Commissioned last year by state lawmakers, Bismarck-based engineering/planning firm Kadrmas, Lee & Jackson (KLJ) completed the work in partnership with North Dakota State University, concluding that daily production could hit the 2 million b/d level during the period.
KLJ and the university used three approaches to forecast the sustainability of oil and gas production: economic analysis of the Bakken/Three Forks shale formation; projections on population, employment and housing needs; and potential for enhanced oil recovery (EOR).
Got that, Bakken production will increase by an average of 18,000 barrels per day for the next 5+ years. 18,000 bpd increase just happens to be almost exactly what the Bakken has been averaging for the last 3 years.

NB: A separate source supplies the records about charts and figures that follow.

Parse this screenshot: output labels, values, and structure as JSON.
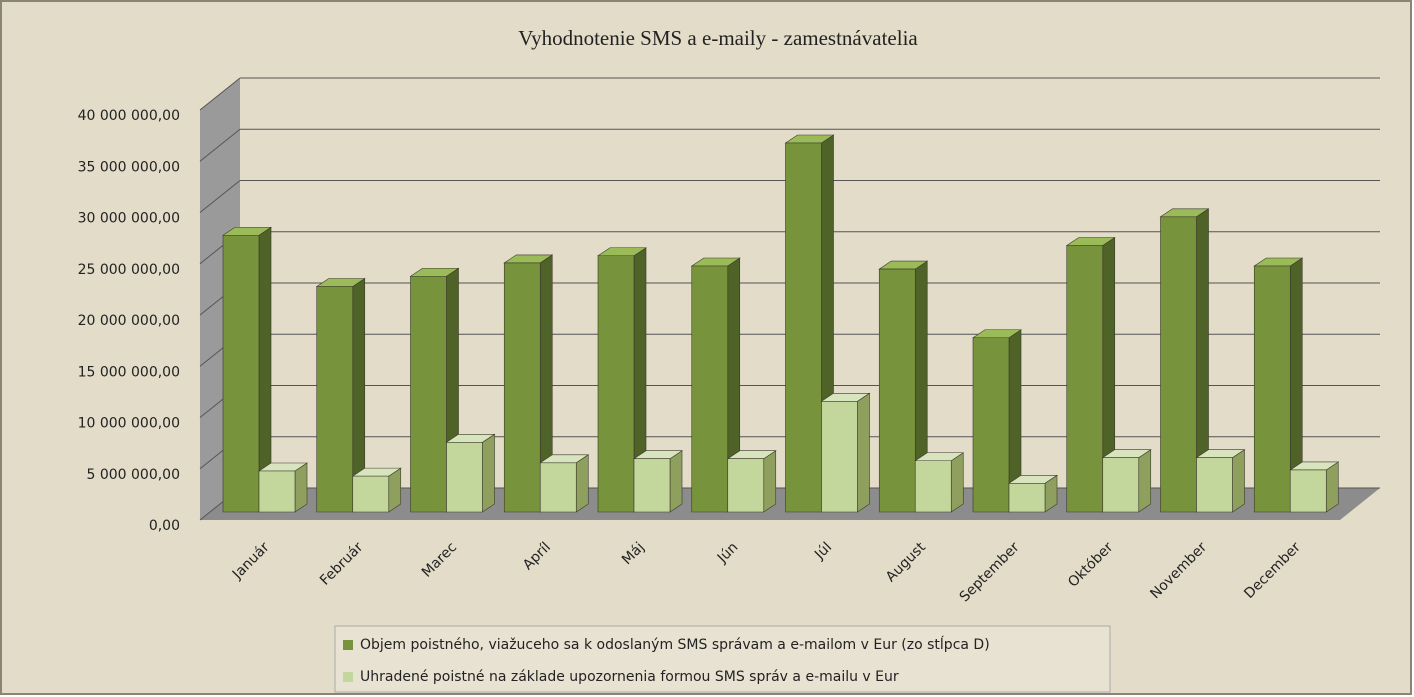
{
  "chart_data": {
    "type": "bar3d",
    "title": "Vyhodnotenie SMS a e-maily - zamestnávatelia",
    "categories": [
      "Január",
      "Február",
      "Marec",
      "Apríl",
      "Máj",
      "Jún",
      "Júl",
      "August",
      "September",
      "Október",
      "November",
      "December"
    ],
    "series": [
      {
        "name": "Objem poistného, viažuceho sa k odoslaným SMS správam a e-mailom v Eur (zo stĺpca D)",
        "color": "#77933c",
        "values": [
          27000000,
          22000000,
          23000000,
          24300000,
          25000000,
          24000000,
          36000000,
          23700000,
          17000000,
          26000000,
          28800000,
          24000000
        ]
      },
      {
        "name": "Uhradené poistné na základe upozornenia formou SMS správ a e-mailu v Eur",
        "color": "#c3d69b",
        "values": [
          4000000,
          3500000,
          6800000,
          4800000,
          5200000,
          5200000,
          10800000,
          5000000,
          2800000,
          5300000,
          5300000,
          4100000
        ]
      }
    ],
    "ylim": [
      0,
      40000000
    ],
    "yticks": [
      {
        "value": 0,
        "label": "0,00"
      },
      {
        "value": 5000000,
        "label": "5 000 000,00"
      },
      {
        "value": 10000000,
        "label": "10 000 000,00"
      },
      {
        "value": 15000000,
        "label": "15 000 000,00"
      },
      {
        "value": 20000000,
        "label": "20 000 000,00"
      },
      {
        "value": 25000000,
        "label": "25 000 000,00"
      },
      {
        "value": 30000000,
        "label": "30 000 000,00"
      },
      {
        "value": 35000000,
        "label": "35 000 000,00"
      },
      {
        "value": 40000000,
        "label": "40 000 000,00"
      }
    ],
    "grid": true,
    "legend": "bottom"
  }
}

Here is what that chart will look like if they are correct.
So how do they plan on keeping production increasing at 18,000 bpd every month? Easy EOR! From that report:
EOR using carbon dioxide (CO2) injections to get extra production out of mature wells has the potential to increase overall production in North Dakota, the study pointed out. “In conjunction with other non-traditional technologies, such as horizontal drilling and hydraulic fracturing, CO2 EOR should be recognized as part of a long-term production strategy for North Dakota oilfields. Modeling and analysis proves there is significant opportunity.”
The primary challenges to EOR during the next five years, the study said, are the need to acquire sufficient volumes of CO2 and the oil/gas companies willingness to invest in EOR.
The study fails to mention that CO2 EOR has never been done on fractured non-porous reservoir rock. Here is how CO2 EOR works.
From an injection well you push CO2 into the reservoir. The pressurized CO2 combines with the oil and water and sweeps through the porous rock toward the well bore. But you can’t do that in a light tight oil reservoir. There are no injection wells in the LTO reservoir. And if there were it still wouldn’t work. The CO2 would hit one of the fractures in the rock and just channel all the CO2 right to the well bore and you would recover nothing but the CO2.
I did a little research and they tell me that the way they hope to do CO2 injection in a LTO field is just to push it down the original oil well bore under a lot of pressure, then let it come right back out. Okay but that sounds like it would be very inefficient. From what I read CO2 injection is already on the verge of being uneconomical.
But… there may be other ways of doing it. If you are in Atlanta from November 16th through the 21st then you can attend a seminar discussing just how it may be done. And you may be lucky. If they are looking for investors you may get in on the ground floor.